Here is mocked up example config to reproduce:

receivers:
    hostmetrics:
        collection_interval: 60s
        scrapers:
            filesystem: null
            load: null
            memory: null
            network: null
            paging: null
processors:
    batch:
exporters:
    googlecloud/proj1:
        metric:
            experimental_wal_config:
                directory: ./storage
                max_backoff: 60m
        project: proj1
    googlecloud/proj2:
        metric:
            experimental_wal_config:
                directory: ./storage
                max_backoff: 60m
        project: proj2
service:
    pipelines:
        metrics:
            receivers:
                - hostmetrics
            processors:
                - batch
            exporters:
                - googlecloud/proj1
                - googlecloud/proj2
damemi commented 1 year ago

This makes sense with the current implementation. The different exporters can't read from the same WAL because there's nothing mapping which entries go to which exporter.

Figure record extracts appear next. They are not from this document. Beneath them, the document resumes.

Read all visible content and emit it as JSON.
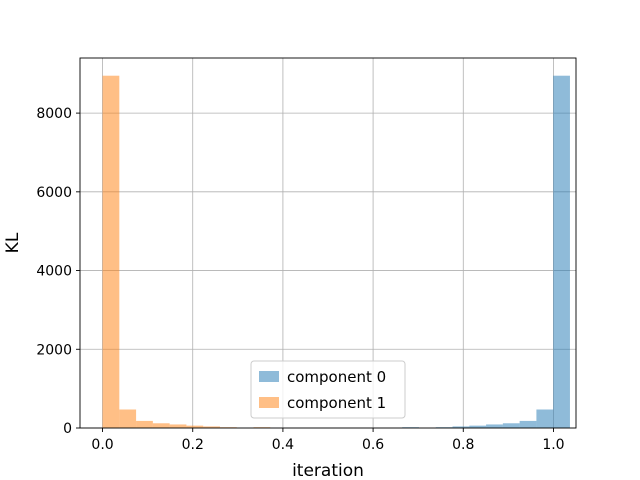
{
  "chart_data": {
    "type": "bar",
    "title": "",
    "xlabel": "iteration",
    "ylabel": "KL",
    "xlim": [
      -0.05,
      1.05
    ],
    "ylim": [
      0,
      9400
    ],
    "xticks": [
      0.0,
      0.2,
      0.4,
      0.6,
      0.8,
      1.0
    ],
    "xtick_labels": [
      "0.0",
      "0.2",
      "0.4",
      "0.6",
      "0.8",
      "1.0"
    ],
    "yticks": [
      0,
      2000,
      4000,
      6000,
      8000
    ],
    "ytick_labels": [
      "0",
      "2000",
      "4000",
      "6000",
      "8000"
    ],
    "grid": true,
    "legend_position": "lower-center",
    "bin_width": 0.0372,
    "series": [
      {
        "name": "component 0",
        "color": "#1f77b4",
        "bins": [
          {
            "x": 0.6646,
            "value": 20
          },
          {
            "x": 0.739,
            "value": 20
          },
          {
            "x": 0.7762,
            "value": 40
          },
          {
            "x": 0.8134,
            "value": 60
          },
          {
            "x": 0.8506,
            "value": 90
          },
          {
            "x": 0.8878,
            "value": 120
          },
          {
            "x": 0.925,
            "value": 180
          },
          {
            "x": 0.9622,
            "value": 470
          },
          {
            "x": 0.9994,
            "value": 8950
          }
        ]
      },
      {
        "name": "component 1",
        "color": "#ff7f0e",
        "bins": [
          {
            "x": 0.0,
            "value": 8950
          },
          {
            "x": 0.0372,
            "value": 470
          },
          {
            "x": 0.0744,
            "value": 180
          },
          {
            "x": 0.1116,
            "value": 120
          },
          {
            "x": 0.1488,
            "value": 90
          },
          {
            "x": 0.186,
            "value": 60
          },
          {
            "x": 0.2232,
            "value": 40
          },
          {
            "x": 0.2604,
            "value": 20
          },
          {
            "x": 0.3348,
            "value": 20
          }
        ]
      }
    ]
  }
}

You should be able to make this work using different directories like:

exporters:
    googlecloud/proj1:
        metric:
            experimental_wal_config:
                directory: ./storage/proj1
                max_backoff: 60m
        project: proj1
    googlecloud/proj2:
        metric:
            experimental_wal_config:
                directory: ./storage/proj2
                max_backoff: 60m
        project: proj2

We might be able to do this automatically by parsing the name of the exporter and using that as the file name under the directory.

cpheps commented 1 year ago

@damemi that makes sense. It wasn't clear at first if they could share the same directly like the file_storage extension does by creating a subdirectory with the component ID.

I think it's fine as is but it would be nice if did automatically create something for you.